The virtual appliance is 100%, absolutely, no-holds-barred free. As in beer and freedom. VMware Player and Server are not open source, but they are free in terms of cost.

On top of these architectural advantages, our team member that wrote the application did a superb job. Event management, PDF reports, anaysis, great user interface, etc. - top notch. I introduced him to OpenLayers and PostGIS, wrote some basic web services for him in PHP, and he was off to the races. Now I get to steal his code for some other projects (sssh!).

One gotcha that threw me for a bit was an issue with the MAC address. VMware by default gives a guest instance a MAC address generated in a particular range based on the host. Ubuntu, however, caches the MAC address of its eth interfaces in /etc/udev/rules.d/70-persistent-net.rules. So when you give the virtual image to somebody else, their VMware generates another MAC for eth0, and Ubuntu will then cache the new MAC address as eth1 (2, 3, etc.).
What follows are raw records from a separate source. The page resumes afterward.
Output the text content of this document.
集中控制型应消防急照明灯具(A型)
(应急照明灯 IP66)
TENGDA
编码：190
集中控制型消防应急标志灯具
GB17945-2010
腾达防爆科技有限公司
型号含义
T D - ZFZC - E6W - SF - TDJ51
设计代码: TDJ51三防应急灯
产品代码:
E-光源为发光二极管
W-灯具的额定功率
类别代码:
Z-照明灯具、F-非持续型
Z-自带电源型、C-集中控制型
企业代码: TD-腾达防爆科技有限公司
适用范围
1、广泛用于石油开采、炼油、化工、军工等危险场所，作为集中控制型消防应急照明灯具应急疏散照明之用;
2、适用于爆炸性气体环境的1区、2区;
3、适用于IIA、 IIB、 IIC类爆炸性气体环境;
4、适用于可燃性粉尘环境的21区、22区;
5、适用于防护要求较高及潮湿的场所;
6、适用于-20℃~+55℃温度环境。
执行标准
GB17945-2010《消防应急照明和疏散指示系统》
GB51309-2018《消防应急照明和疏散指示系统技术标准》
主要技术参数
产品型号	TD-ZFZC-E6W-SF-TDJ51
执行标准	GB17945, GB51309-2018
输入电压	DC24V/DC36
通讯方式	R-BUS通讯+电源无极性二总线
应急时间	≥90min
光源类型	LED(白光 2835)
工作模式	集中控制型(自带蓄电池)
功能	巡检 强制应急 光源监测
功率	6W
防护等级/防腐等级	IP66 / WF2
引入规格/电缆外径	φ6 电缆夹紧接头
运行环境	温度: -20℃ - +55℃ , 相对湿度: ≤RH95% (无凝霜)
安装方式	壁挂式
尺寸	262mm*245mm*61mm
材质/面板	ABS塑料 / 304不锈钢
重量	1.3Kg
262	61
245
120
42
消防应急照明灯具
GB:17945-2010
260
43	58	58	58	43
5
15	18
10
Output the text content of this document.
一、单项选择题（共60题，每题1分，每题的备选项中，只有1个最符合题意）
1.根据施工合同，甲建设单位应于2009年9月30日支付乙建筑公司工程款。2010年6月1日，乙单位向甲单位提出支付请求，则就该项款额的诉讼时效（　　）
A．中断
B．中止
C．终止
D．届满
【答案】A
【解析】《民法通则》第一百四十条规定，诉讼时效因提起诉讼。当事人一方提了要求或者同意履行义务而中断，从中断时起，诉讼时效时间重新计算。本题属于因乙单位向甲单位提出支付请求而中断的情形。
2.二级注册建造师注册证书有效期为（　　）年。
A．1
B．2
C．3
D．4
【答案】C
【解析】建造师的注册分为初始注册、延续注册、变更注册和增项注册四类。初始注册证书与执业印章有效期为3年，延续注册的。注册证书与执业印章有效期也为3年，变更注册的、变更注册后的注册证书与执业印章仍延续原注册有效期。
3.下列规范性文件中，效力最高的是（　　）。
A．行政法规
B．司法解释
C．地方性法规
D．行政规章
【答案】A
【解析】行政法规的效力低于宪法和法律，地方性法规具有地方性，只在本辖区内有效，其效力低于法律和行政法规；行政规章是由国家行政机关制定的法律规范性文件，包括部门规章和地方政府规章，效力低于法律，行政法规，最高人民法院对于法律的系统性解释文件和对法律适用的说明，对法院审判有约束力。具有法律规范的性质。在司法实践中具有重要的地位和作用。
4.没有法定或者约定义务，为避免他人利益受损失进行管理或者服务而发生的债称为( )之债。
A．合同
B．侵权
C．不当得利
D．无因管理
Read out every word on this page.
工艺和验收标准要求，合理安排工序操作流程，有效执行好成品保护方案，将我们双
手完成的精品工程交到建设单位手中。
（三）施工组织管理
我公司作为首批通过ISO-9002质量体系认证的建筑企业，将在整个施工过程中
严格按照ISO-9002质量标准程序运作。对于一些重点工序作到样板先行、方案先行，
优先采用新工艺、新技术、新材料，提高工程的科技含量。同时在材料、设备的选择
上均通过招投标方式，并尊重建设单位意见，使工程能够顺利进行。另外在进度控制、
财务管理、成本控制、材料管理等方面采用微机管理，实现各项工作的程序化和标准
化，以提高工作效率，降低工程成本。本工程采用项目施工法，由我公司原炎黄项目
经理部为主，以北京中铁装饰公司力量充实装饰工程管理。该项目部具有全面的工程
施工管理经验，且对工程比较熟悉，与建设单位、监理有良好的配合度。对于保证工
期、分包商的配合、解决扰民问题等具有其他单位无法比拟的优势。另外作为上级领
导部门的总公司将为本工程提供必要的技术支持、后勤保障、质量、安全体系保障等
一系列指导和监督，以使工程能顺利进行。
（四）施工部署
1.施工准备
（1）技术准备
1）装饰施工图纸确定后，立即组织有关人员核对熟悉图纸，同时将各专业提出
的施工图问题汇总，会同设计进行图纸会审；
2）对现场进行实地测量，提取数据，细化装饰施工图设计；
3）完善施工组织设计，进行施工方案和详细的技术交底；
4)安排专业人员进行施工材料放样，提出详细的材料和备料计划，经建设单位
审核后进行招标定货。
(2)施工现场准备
But since there is no eth1, you get no network connection. The trick is to force a persistent MAC address in the VMX file like this (filling it in the x’s however you want):

ethernet0.addressType = "static" ethernet0.address = "00:50:56:xx:xx:xx"

Then edit the /etc/udev/rules.d/70-persistent-net.rules file to only have eth0 and fill in the MAC address with the one you specified.

This type of architectural approach won’t work for every project, but if it will meet your needs, I highly recommend trying a virtual appliance solution, with Ubuntu JeOS being a good place to start. This approach has worked out great for this project, and given the requirements I don’t think any other approach would have. If you have any more detailed questions on setting up a VMware Ubuntu JeOS image like this, feel free to ask or check out the Ubuntu JeOS community help page.